ReplyDeleteI do not doubt that he was bullied. Actually, most of your assumptions about his thoughts seem quite likely. I just do not understand why you think he became detached from reality and pretended his soul transfers to headquarters after mission completion. Everything about your interpretation of his perspective can be transformed into a more reality-based thinking, where he indeed was depressed because he would forever continue to be terrorized by bullies in a society full of them, and in addition to the suicide invoking thoughts of remaining a loser for the rest of his life feared his troubles would only get worse when someone who suspected his creepiness of being some mental disorder would force him into a psychiatric hospital where he would “be prodded and poked”. Also, your guesses about his reasons for target choice both make sense; his revenge on society would target its most vulnerable and precious members…your second guess is not so far-fetched; attacking his elementary school as a symbol of bullying rather than high school or college, is not completely unique; this rings true in the case of Carl Ericsson, who even though was bullied by many later on, remembers his first bully because he represented the origin of his victimization.

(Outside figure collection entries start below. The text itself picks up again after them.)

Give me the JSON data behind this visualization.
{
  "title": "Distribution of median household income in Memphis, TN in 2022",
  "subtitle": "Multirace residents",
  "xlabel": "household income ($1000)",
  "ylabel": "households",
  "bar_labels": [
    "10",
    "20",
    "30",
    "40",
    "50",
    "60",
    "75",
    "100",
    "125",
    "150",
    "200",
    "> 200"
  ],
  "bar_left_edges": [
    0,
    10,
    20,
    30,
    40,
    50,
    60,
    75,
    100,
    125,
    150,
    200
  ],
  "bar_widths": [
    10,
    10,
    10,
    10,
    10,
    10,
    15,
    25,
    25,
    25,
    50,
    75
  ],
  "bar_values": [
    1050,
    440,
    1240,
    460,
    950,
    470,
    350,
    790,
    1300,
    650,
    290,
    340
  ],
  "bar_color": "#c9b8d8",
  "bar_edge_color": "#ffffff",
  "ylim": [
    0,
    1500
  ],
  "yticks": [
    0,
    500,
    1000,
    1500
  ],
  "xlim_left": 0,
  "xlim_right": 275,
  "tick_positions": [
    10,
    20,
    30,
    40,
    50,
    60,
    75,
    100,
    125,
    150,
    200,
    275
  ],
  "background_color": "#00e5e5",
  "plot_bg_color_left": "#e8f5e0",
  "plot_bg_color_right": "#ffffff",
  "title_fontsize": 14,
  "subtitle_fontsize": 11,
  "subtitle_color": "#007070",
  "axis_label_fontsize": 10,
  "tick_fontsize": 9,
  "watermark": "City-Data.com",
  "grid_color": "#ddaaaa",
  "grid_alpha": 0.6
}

ReplyDeleteI think that this thought process is also insane but believe it is more probable than Mr. Lanza becoming delusional from being isolated and playing video games.
We'll never know what kind of fantasy world he created, if any. But I'm betting he created something because that's been the standard method employed throughout human history for rationalizing whatever it is you want to do.
ReplyDeleteReligion is a common fantasy world used to rationalize all kinds of awful behavior up to and including genocide. The Old Testament is full of stories where the "chosen people" massacred those who were already living in their "promised land."
A devotion to the greater good of achieving some higher purpose is another common method. The Nazis created the fantasy that the Germans were some sort of superior race who needed to dispose of inferior people in order to make "living space."
The United States, particularly under the leadership of Andrew Jackson killed off all those native Americans who were standing in the way of "manifest destiny."
Flip through the pages of a few history books. You'll find many more examples. What would make you believe that Adam Lanza is any less imaginative than the rest of us.
Just because you gave some examples of crimes against humanity that were inspired by delusions does not mean that all horrendous violence is.
ReplyDeleteYou are mathematically correct...but it's still likely that he conjured up a few imaginary friends to egg him on a bit.